A reporter said to Trudeau that he was going to ask the prime minister about quantum computing, but instead opted to ask when Canada was going to rejoin the mission against ISIL. Trudeau instead stunned the crowd with his response, according to Macleans.

“Normal computers work, either there’s power going through a wire or not. It’s 1 or a 0. They’re binary systems,” Trudeau said, to the surprise of the reporters and later, social media. “A quantum state can be much more complex than that because, as we know, things can be both particle and wave at the same time, and the uncertainty around quantum states allows us to encode more information into a much smaller computer.”

Ask most laypeople, and they may give you a questioning look when you ask them to explain in a nutshell what quantum computing is. While Prime Minister Trudeau’s response was apt, given the location in which he was making his funding announcement — he was at the University of Waterloo’s Perimeter Institute, announcing $50 million in funding to allow them to continue their cutting edge research in fundamental physics, according to Gizmodo it would be quite easy to say that there are many who would not be able to sufficiently explain what quantum computing is simply and efficiently.

The Gizmodo piece said, quoting physicist Jon Butterworth’s comments to the Guardian,“It is the kind of thing any sufficiently engaged politician could pick up from a decent briefing, given expert help.
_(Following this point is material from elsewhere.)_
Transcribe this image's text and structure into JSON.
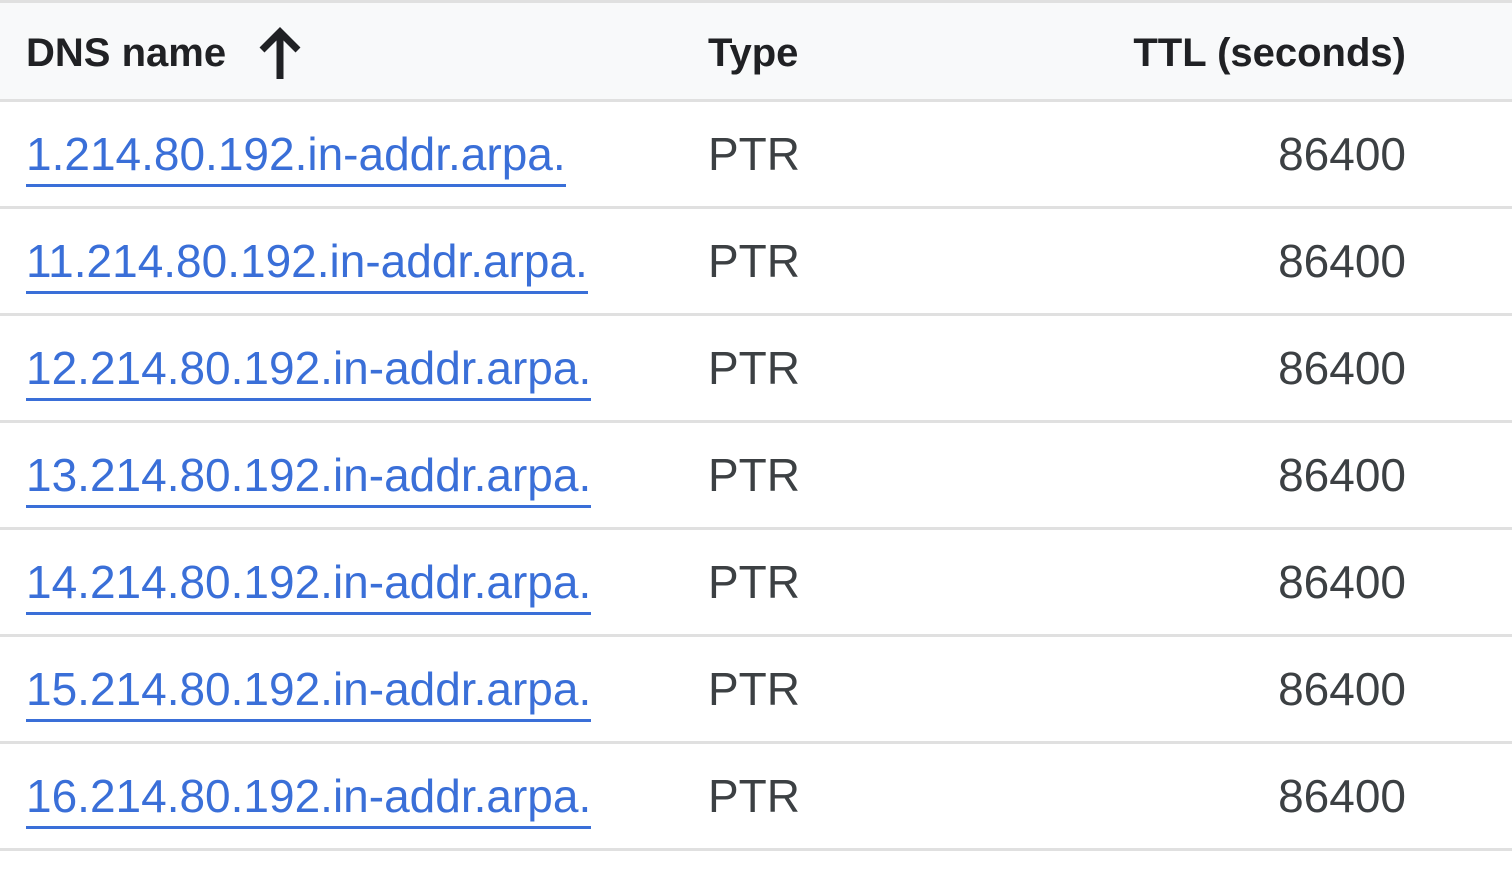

Such help is available in abundance at Perimeter, and available anywhere to any suitably senior politician who wants it. Kudos to Trudeau for being clever, interested and confident enough to do this.”

Interestingly, Trudeau did return to the reporter’s thinly veiled question about whether or not Canada would return to the mission against the Islamic State, though he did not announce any new measures against the terrorist organization.
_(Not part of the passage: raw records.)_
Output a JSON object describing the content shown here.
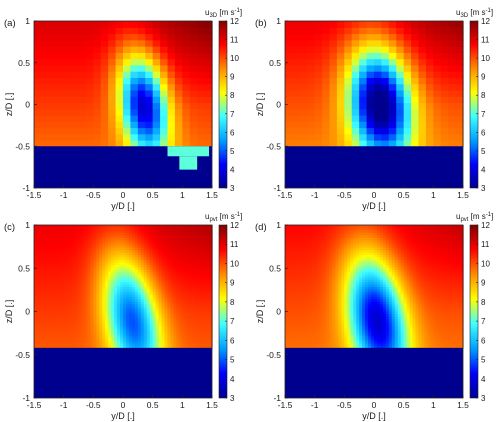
{
  "colormap": {
    "stops": [
      "#00008f",
      "#0000ff",
      "#00a0ff",
      "#3fffff",
      "#ffff00",
      "#ff8c00",
      "#ff0000",
      "#800000"
    ]
  },
  "chart_data": [
    {
      "type": "heatmap",
      "panel_label": "(a)",
      "xlabel": "y/D [.]",
      "ylabel": "z/D [.]",
      "xlim": [
        -1.5,
        1.5
      ],
      "ylim": [
        -1,
        1
      ],
      "xticks": [
        "-1.5",
        "-1",
        "-0.5",
        "0",
        "0.5",
        "1",
        "1.5"
      ],
      "yticks": [
        "-1",
        "-0.5",
        "0",
        "0.5",
        "1"
      ],
      "colorbar": {
        "label": "u",
        "label_sub": "3D",
        "label_unit": "[m s",
        "label_exp": "-1",
        "label_close": "]",
        "range": [
          3,
          12
        ],
        "ticks": [
          "3",
          "4",
          "5",
          "6",
          "7",
          "8",
          "9",
          "10",
          "11",
          "12"
        ]
      },
      "field": "measured",
      "wake_center": [
        0.35,
        0.0
      ],
      "wake_sigma": [
        0.28,
        0.42
      ],
      "wake_deficit": 6.5,
      "wake_tilt": -0.35,
      "freestream": 10.2,
      "ground_z": -0.5,
      "ground_value": 3,
      "extra_blocks": [
        {
          "y0": 0.75,
          "y1": 1.45,
          "z0": -0.62,
          "z1": -0.5
        },
        {
          "y0": 0.95,
          "y1": 1.25,
          "z0": -0.78,
          "z1": -0.62
        }
      ]
    },
    {
      "type": "heatmap",
      "panel_label": "(b)",
      "xlabel": "y/D [.]",
      "ylabel": "z/D [.]",
      "xlim": [
        -1.5,
        1.5
      ],
      "ylim": [
        -1,
        1
      ],
      "xticks": [
        "-1.5",
        "-1",
        "-0.5",
        "0",
        "0.5",
        "1",
        "1.5"
      ],
      "yticks": [
        "-1",
        "-0.5",
        "0",
        "0.5",
        "1"
      ],
      "colorbar": {
        "label": "u",
        "label_sub": "3D",
        "label_unit": "[m s",
        "label_exp": "-1",
        "label_close": "]",
        "range": [
          3,
          12
        ],
        "ticks": [
          "3",
          "4",
          "5",
          "6",
          "7",
          "8",
          "9",
          "10",
          "11",
          "12"
        ]
      },
      "field": "measured",
      "wake_center": [
        0.1,
        0.02
      ],
      "wake_sigma": [
        0.36,
        0.45
      ],
      "wake_deficit": 7.6,
      "wake_tilt": -0.25,
      "freestream": 10.0,
      "ground_z": -0.5,
      "ground_value": 3,
      "extra_blocks": []
    },
    {
      "type": "heatmap",
      "panel_label": "(c)",
      "xlabel": "y/D [.]",
      "ylabel": "z/D [.]",
      "xlim": [
        -1.5,
        1.5
      ],
      "ylim": [
        -1,
        1
      ],
      "xticks": [
        "-1.5",
        "-1",
        "-0.5",
        "0",
        "0.5",
        "1",
        "1.5"
      ],
      "yticks": [
        "-1",
        "-0.5",
        "0",
        "0.5",
        "1"
      ],
      "colorbar": {
        "label": "u",
        "label_sub": "pvt",
        "label_unit": "[m s",
        "label_exp": "-1",
        "label_close": "]",
        "range": [
          3,
          12
        ],
        "ticks": [
          "3",
          "4",
          "5",
          "6",
          "7",
          "8",
          "9",
          "10",
          "11",
          "12"
        ]
      },
      "field": "simulated",
      "wake_center": [
        0.15,
        -0.08
      ],
      "wake_sigma": [
        0.32,
        0.52
      ],
      "wake_deficit": 5.2,
      "wake_tilt": -0.5,
      "freestream": 10.2,
      "ground_z": -0.42,
      "ground_value": 3,
      "extra_blocks": []
    },
    {
      "type": "heatmap",
      "panel_label": "(d)",
      "xlabel": "y/D [.]",
      "ylabel": "z/D [.]",
      "xlim": [
        -1.5,
        1.5
      ],
      "ylim": [
        -1,
        1
      ],
      "xticks": [
        "-1.5",
        "-1",
        "-0.5",
        "0",
        "0.5",
        "1",
        "1.5"
      ],
      "yticks": [
        "-1",
        "-0.5",
        "0",
        "0.5",
        "1"
      ],
      "colorbar": {
        "label": "u",
        "label_sub": "pvt",
        "label_unit": "[m s",
        "label_exp": "-1",
        "label_close": "]",
        "range": [
          3,
          12
        ],
        "ticks": [
          "3",
          "4",
          "5",
          "6",
          "7",
          "8",
          "9",
          "10",
          "11",
          "12"
        ]
      },
      "field": "simulated",
      "wake_center": [
        0.05,
        -0.08
      ],
      "wake_sigma": [
        0.34,
        0.52
      ],
      "wake_deficit": 6.2,
      "wake_tilt": -0.45,
      "freestream": 10.0,
      "ground_z": -0.42,
      "ground_value": 3,
      "extra_blocks": []
    }
  ]
}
Times of India blogger Chidanand Rajghatta had high praise for Trudeau as a leader and suggested that perhaps he has become one of the world’s most emotionally intelligent leaders.

“Justin Trudeau has a long way to go, but when it comes to empathy, compassion, values, etc — all more important than knowing what is quantum computing — he has made a fine start,” the blogger wrote.

Trudeau was not the only heavy hitter present at the funding announcement. British physicist Stephen Hawking announced Trudeau’s appearance via a prerecorded video, according to News 24.

Other publications, however, opted to comment about Trudeau’s charm and good looks while discussing the former teacher’s mini-lesson on quantum computing. Slate noted that “the fact remains that a hot man who runs a big country demonstrated that he understands quantum computing well enough to define it on the fly. It’s hard not to get the feeling that other world leaders—who are not hot—and other hot people—who are not world leaders—are simple and binary by comparison; only Justin Trudeau’s charm achieves a quantum state.”

Slate also suggested that perhaps Trudeau was tiring of being treated like a “himbo meme queen,” and said that Trudeau’s explanation of quantum computing was comparable to softcore pornography. While the truth of such a comparison lies solely up to the reader’s interpretation, it can safely be argued that Trudeau is, in fact, well informed about subjects that the average Canadian may not always be.

Now, if Canadians could get a completely clear response as what Trudeau’s views about Canada’s involvement in the war on terror might be.